Biraz daha ilerlediğimizde gösterişli siyah renkli bir amphora ile karşılaşıyoruz. Gösterişli olması özel bir kullanımı olduğunu düşündürüyor. Yanındaki kabın ortasında bulunan sonradan aplike edilen baş heykelciği ise işçiliğin geliştiğini gösteriyor. Ok uçları ve asker iskeletinin bir kısmının bulunduğu bölme ise açıklamalarla etkileyiciliği artan farklı buluntulardan. Ellerinin arasında taş tutan askerin cesedi yüz üstü olarak bir bahçede bulunmuş. Ayrıntılarla oldukça canlı tutulan bir sergi olduğunu yineleyebiliriz.

Duvar yazılarında kokular ve süs eşyaları üzerine bilgiler alıyoruz. Gördüğümüz küpler, kolyeler ve yüzükler altınla süslenmenin bir ayrıcalık olduğunu gösterir nitelikte. Özellikle oldukça ufak altın oturan kuzu işçiliğin gelişkinliğini bir kez daha hatırlatıyor. Aynı bölümde fildişi baş da boyun kıvrımlarına kadar canlanıyor. Bronzdan ayna da bakımın önemli olduğunu gösteriyor. Ayrıca üzerindeki işçilik zanaattan çok sanat yapıldığını düşündürüyor. Mermer sakallı erkek başını görüyoruz ardından. Yüz üstü bulunmuş bir eser olduğundan burnunda hasarlar var. Kaşları ve alın çizgileri çok gerçekçi. Sakal ve saçı ile yüksek zümreden biri olması fikrini düşündürdü bende.

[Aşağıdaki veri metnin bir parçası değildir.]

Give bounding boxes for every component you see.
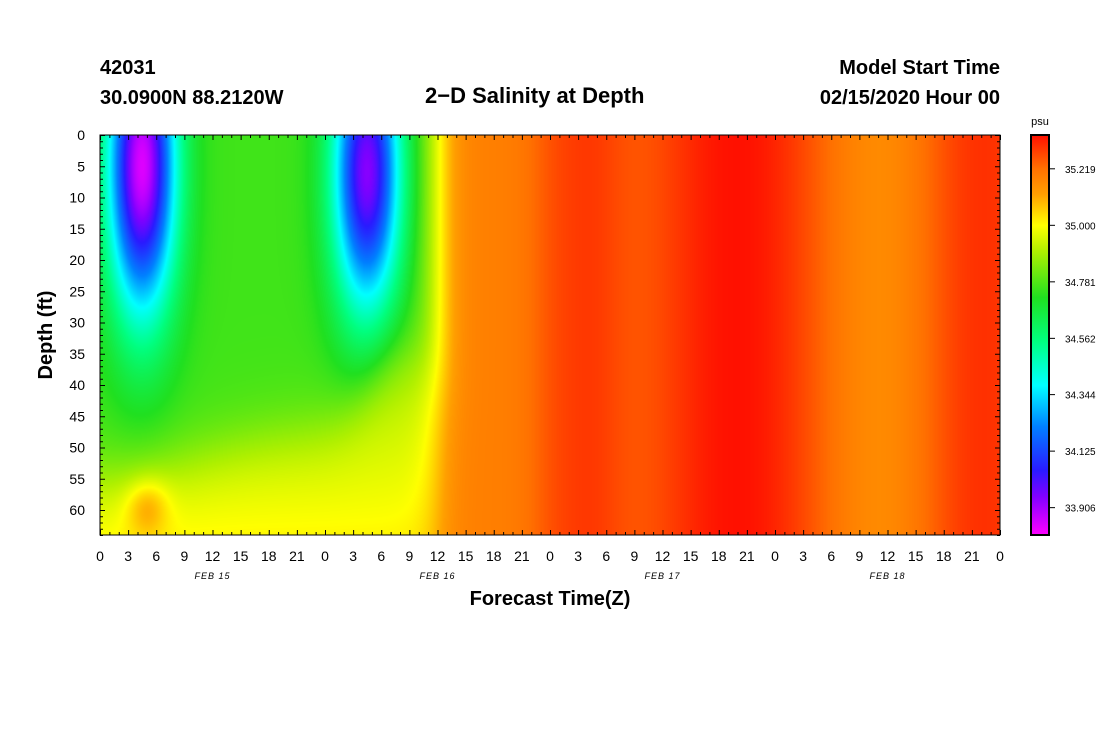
y-tick-label: 10: [69, 190, 85, 206]
x-tick-label: 15: [233, 548, 249, 564]
x-tick-label: 3: [799, 548, 807, 564]
x-tick-label: 9: [405, 548, 413, 564]
heatmap-area: [100, 135, 1000, 535]
station-location: 30.0900N 88.2120W: [100, 87, 284, 109]
x-tick-label: 9: [180, 548, 188, 564]
y-tick-label: 45: [69, 408, 85, 424]
y-axis-label: Depth (ft): [35, 291, 57, 380]
x-axis-label: Forecast Time(Z): [470, 588, 631, 610]
x-tick-label: 6: [377, 548, 385, 564]
x-tick-label: 21: [964, 548, 980, 564]
salinity-heatmap: [100, 135, 1000, 535]
colorbar-tick-label: 34.125: [1065, 447, 1096, 458]
x-tick-label: 0: [546, 548, 554, 564]
model-start-label: Model Start Time: [839, 57, 1000, 79]
colorbar-unit: psu: [1031, 116, 1049, 128]
y-tick-label: 15: [69, 221, 85, 237]
colorbar-tick-label: 33.906: [1065, 504, 1096, 515]
y-tick-label: 5: [77, 158, 85, 174]
y-tick-label: 20: [69, 252, 85, 268]
colorbar-tick-label: 35.219: [1065, 165, 1096, 176]
y-tick-label: 0: [77, 127, 85, 143]
x-tick-label: 12: [880, 548, 896, 564]
y-tick-label: 55: [69, 471, 85, 487]
chart-title: 2−D Salinity at Depth: [425, 83, 645, 108]
colorbar-tick-label: 34.562: [1065, 334, 1096, 345]
y-tick-label: 30: [69, 315, 85, 331]
colorbar-scale: [1030, 134, 1050, 536]
x-tick-label: 6: [827, 548, 835, 564]
x-tick-label: 18: [936, 548, 952, 564]
x-tick-label: 3: [124, 548, 132, 564]
x-tick-label: 0: [321, 548, 329, 564]
x-tick-label: 18: [261, 548, 277, 564]
x-tick-label: 21: [514, 548, 530, 564]
x-tick-label: 18: [486, 548, 502, 564]
date-label: FEB 18: [869, 571, 905, 581]
x-tick-label: 9: [630, 548, 638, 564]
x-tick-label: 12: [655, 548, 671, 564]
x-tick-label: 0: [771, 548, 779, 564]
x-tick-label: 15: [683, 548, 699, 564]
x-tick-label: 21: [739, 548, 755, 564]
x-tick-label: 15: [458, 548, 474, 564]
x-tick-label: 18: [711, 548, 727, 564]
x-tick-label: 12: [205, 548, 221, 564]
date-label: FEB 15: [194, 571, 230, 581]
x-tick-label: 6: [152, 548, 160, 564]
x-tick-label: 0: [996, 548, 1004, 564]
model-start-value: 02/15/2020 Hour 00: [819, 87, 1000, 109]
axes: 0 3 6 9 12 15 18 21 0 3 6 9 12 15 18 21 0 3 6 9 12 15 18 21 0 3 6 9…: [35, 127, 1004, 610]
y-tick-label: 35: [69, 346, 85, 362]
station-id: 42031: [100, 57, 156, 79]
x-tick-label: 0: [96, 548, 104, 564]
y-tick-label: 25: [69, 283, 85, 299]
x-tick-label: 6: [602, 548, 610, 564]
x-tick-label: 21: [289, 548, 305, 564]
x-tick-label: 3: [574, 548, 582, 564]
colorbar: 35.219 35.000 34.781 34.562 34.344 34.125 33.9…: [1030, 116, 1096, 536]
colorbar-tick-label: 35.000: [1065, 221, 1096, 232]
colorbar-tick-label: 34.344: [1065, 391, 1096, 402]
y-tick-label: 50: [69, 440, 85, 456]
x-tick-label: 12: [430, 548, 446, 564]
y-tick-label: 40: [69, 377, 85, 393]
colorbar-tick-label: 34.781: [1065, 278, 1096, 289]
x-tick-label: 3: [349, 548, 357, 564]
x-tick-label: 15: [908, 548, 924, 564]
y-tick-label: 60: [69, 502, 85, 518]
date-label: FEB 17: [644, 571, 680, 581]
date-label: FEB 16: [419, 571, 455, 581]
x-tick-label: 9: [855, 548, 863, 564]
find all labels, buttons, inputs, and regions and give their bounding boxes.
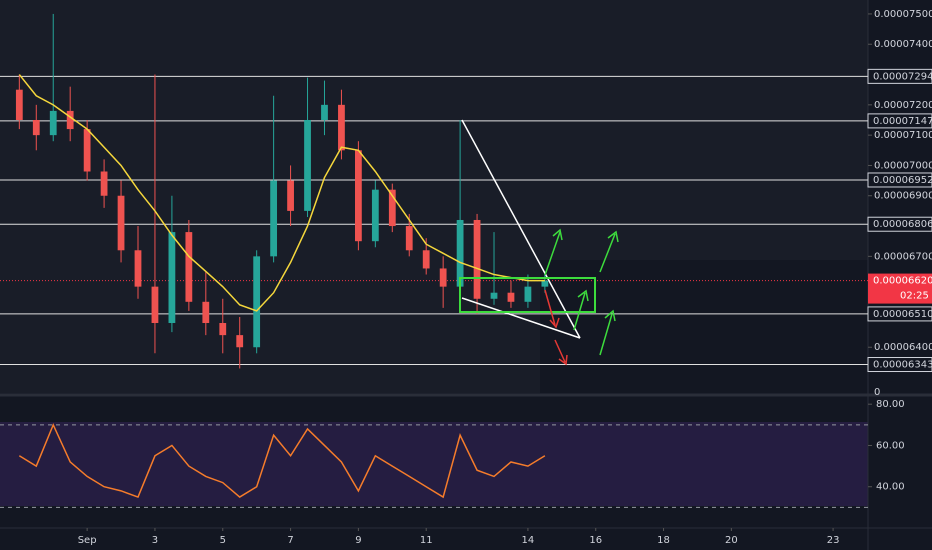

Gezimiz başladığımız yere geri dönmemizle son buluyor. Eve buyur edilip, biraz evin sahiplerine tanık edip onlara veda ediyoruz. Kâğıttan Lidya insanları 15 Mayıs 2010’a kadar orada kendi ürünlerinin vermiş olduğu canlılıkla  konuklarını bekliyor olacak.